Microcredit Meltdown : The Rise and Fall of South Sudan's Post-conflict Microcredit Sector
Crystal Murphy

Established to help people jumpstart their lives and economy after over a half century of conflict, the South Sudanese microcredit sector collapsed in 2012, six years after its takeoff, to the detriment of some 80,000 participants. Microcredit Meltdown is an account of the ambitious launch and premature downfall of the Southern Sudanese microcredit industry.Through a mixed methods ethnographic approach, the book charts the state and non-state actors that embarked upon economic development after war, the assumptions built into microlending, and the impact of ideologies and social norms on economic practice.

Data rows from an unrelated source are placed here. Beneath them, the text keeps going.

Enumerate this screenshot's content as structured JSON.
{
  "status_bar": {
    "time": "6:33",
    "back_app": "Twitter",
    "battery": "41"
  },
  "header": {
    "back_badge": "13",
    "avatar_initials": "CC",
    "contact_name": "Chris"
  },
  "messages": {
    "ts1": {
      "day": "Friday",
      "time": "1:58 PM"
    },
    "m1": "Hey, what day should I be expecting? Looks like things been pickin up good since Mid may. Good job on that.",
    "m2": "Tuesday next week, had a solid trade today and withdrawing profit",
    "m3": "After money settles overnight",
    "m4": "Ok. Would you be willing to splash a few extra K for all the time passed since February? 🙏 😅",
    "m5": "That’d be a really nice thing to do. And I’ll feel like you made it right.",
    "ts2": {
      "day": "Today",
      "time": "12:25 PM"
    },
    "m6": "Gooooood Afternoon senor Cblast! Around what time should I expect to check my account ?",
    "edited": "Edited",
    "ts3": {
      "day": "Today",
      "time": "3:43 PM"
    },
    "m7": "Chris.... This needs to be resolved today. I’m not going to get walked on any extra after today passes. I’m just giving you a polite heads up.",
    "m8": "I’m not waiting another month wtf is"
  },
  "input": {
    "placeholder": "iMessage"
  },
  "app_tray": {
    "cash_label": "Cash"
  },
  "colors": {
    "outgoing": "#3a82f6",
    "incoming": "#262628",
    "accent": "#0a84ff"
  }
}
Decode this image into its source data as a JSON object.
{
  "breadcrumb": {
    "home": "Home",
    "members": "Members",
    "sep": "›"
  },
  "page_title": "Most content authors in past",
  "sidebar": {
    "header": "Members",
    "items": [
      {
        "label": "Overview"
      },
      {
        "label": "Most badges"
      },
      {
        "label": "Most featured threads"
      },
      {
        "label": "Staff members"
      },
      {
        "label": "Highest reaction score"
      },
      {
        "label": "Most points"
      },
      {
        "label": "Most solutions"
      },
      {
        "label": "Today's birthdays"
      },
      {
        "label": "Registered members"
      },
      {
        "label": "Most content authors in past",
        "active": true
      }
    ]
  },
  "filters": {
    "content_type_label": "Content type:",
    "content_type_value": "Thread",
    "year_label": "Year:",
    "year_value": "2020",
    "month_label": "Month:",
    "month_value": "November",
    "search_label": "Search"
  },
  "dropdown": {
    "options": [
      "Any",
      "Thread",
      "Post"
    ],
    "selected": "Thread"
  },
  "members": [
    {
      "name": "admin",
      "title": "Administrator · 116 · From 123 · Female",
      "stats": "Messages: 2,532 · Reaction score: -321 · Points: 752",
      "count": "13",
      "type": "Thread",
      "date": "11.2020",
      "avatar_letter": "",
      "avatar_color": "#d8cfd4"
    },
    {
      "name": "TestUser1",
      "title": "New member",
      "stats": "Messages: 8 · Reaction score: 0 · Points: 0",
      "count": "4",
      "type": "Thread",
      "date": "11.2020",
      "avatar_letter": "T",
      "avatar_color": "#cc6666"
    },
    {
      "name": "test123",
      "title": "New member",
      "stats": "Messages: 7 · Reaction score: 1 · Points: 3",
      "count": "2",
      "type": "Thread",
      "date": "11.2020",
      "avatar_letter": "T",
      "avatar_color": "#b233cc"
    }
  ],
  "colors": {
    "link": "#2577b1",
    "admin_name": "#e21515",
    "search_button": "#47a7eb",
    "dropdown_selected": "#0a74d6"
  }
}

The text compares industry theories with the experiences of borrowers and finds that microcredit failed in South Sudan due to false assumptions that were inapplicable to this post-conflict environment. Yet the over promising and under-delivering commercial microcredit was not isolated to South Sudan or even post-conflict settings. The Juba microcredit story is an instance of the broader global shift toward the commercial microcredit model. Initiated to get badly needed capital into the hands of poor people, instead the focus became sustaining a lending program. The text shows how the ideological and material constraints of the commercial microcredit paradigm were woefully misaligned with local socio-cultural realities, and created the collapse in South Sudan.